But then there are the other ads--the ones that make you want to take your healthy little magazine and shred it, spit on it, and then set the whole mess on fire. Or at least sigh and grumble a bit.
Now Cranky Fitness could fund an expedition out to the local newsstand to dig some of these up--but well, we'd rather just
Faux Elitism: Let's Trash the Joggers!
First up: Katieo over at Sister Skinny had a great post about this obnoxious ad campaign by Pearl Izumi. (Note: coincidentally, Katie and the two authors of Cranky Fitness all happen to own this brand of shoe. Since I can barely ever find them in a store (and won't be looking quite as hard now), this was a surprising discovery. Are bloggers naturally attracted to pretentious shoes? If it's any excuse, none of us had seen the ads before we bought them.)
Anyway the point of the ad is to separate the wild, daring, dangerous, heroic "runners" from the lazy, boring, half-assed "joggers." You're supposed to identify as a runner, no matter how slow you yourself go, and look down on mere joggers. The ad portrays runners as "endangered" by all those joggers messing up the purity of their running experience by merely existing.
Not sure if you're a runner or a jogger? Some tips: if you do your "running" on a treadmill or with a stroller or an iPod, sorry, you're not really a runner. (You may, however, be a runner and own a plasma tv or an expensive car). The answer, if you're a poor pathetic jogger and want to be a runner? Just go faster--and buy their shoes.
Yeccch. Wouldn't it be great if they were pushing health and fitness for everyone, not just the "special" people? Why do they feel their experience is cheapened if others are allowed to have it too? Jogging is great exercise! Screw you, Pearl Izumi.
Kelly at Fitness Fixation found this ad for Champion products--which looks kind of normal until you check out the width of the women's arms (particularly the one in the blue shorts). Kelly has a great rant not only on model selection but on the general assumption that women should aspire to be skinny, not muscular.
It's annoying enough when underwear or high-fashion models look dangerously thin and/or airbrushed. But when you're in the sports clothing industry, wouldn't it be nice to pick a few women who look like they could lift a ten pound weight or even a can of Diet Coke without breaking an arm?

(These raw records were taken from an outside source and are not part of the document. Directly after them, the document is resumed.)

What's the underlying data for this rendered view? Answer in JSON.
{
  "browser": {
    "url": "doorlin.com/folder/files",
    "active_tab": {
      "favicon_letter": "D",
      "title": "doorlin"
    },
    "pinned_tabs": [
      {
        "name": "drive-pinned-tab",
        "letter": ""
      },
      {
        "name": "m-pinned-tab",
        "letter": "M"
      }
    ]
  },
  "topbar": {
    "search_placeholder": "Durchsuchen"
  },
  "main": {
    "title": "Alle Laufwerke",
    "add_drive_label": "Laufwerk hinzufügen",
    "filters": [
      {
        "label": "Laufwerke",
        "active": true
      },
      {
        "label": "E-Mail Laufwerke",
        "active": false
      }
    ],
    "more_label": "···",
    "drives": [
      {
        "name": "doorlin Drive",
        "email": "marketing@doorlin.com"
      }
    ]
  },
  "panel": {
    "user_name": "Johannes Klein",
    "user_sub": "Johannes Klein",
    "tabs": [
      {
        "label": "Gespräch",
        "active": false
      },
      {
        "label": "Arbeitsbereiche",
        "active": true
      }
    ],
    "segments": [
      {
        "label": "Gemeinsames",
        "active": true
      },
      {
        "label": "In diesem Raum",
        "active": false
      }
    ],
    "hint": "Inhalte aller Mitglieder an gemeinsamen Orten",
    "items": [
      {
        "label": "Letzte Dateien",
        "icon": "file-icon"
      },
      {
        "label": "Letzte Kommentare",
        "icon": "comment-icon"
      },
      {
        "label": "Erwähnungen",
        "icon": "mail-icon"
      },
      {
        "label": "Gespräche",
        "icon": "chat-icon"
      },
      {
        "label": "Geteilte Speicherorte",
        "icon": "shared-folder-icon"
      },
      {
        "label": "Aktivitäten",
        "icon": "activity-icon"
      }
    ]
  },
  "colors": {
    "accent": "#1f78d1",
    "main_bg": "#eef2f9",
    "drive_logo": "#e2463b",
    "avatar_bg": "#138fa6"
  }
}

Women as Scantily Clad Cuts of Meat:
This skeezy ad for Equinox Fitness Clubs was spotted by Leslie, who has a great blog called The Weighting Game over at iVillage. (She has also written a book, making me jealous, about women and body image called "The Locker Room Diaries.")
The ad is awful enough as is, with a collection of vapid, plastic, women-as-pieces-of furniture. (Why in the world does anyone aspire to be furniture?) But what I would have missed, had she not pointed it out, was the fact that these women have been marked up like pieces of meat with a marking pen. It's creepy and confusing, too--does anyone have any idea why that's supposed to make you want to go to the gym?
And Finally, Combining The Most Loathsome Elements of All the Rest: the Anti-Gym!
Amy at Shaping Up My Life directed us to this rather amazing gym. Or sorry, anti-gym. No, wait, it's "Denver’s only health and vanity lifestyle boutique!" Think that's weird? Oh, hang on, it gets weirder.
Like the Pearl Izumi people, they need their second class citizens, the "chubbies," to make fun of. Naturally though, you can have your beer gut and still not be a "chubby" if you go to their gym and work out. The "chubbies" are always other people. So please don't be offended by their "No Chubbies" T-shirts.
Like the Equinox Ads, women seem to be pieces of meat, and like the Champion Ads, their fitness seems to be judged by odd standards. At least if you go by the pictures, which are basically porn with clothes on. Women are featured licking lollipops, clinging (in pairs) to men, and getting ready to make out with each other. Oh wait, they can also be cage dancers! And do martial arts--or something. (In one odd photo, a robotic looking woman seems to be trying to fend off a quasi-sexual attack by a man wielding a cupcake. )
WTF? Could someone explain this to me? If this is a macho gym aimed at guys who like porn, then what's with the "vanity lifestyle boutique" language? What actual macho guy would want to go to a vanity boutique? This is not to say there's anything wrong with a gym being sexy, or edgy, or "adult." But why is sexy always defined through 13-year old male eyes?
However, one persons "ick" can be another persons "wow, that's creative!" so I'm curious if others find these ads to be annoying too or if it's just me. And has anyone noticed any other health or fitness ads that grate?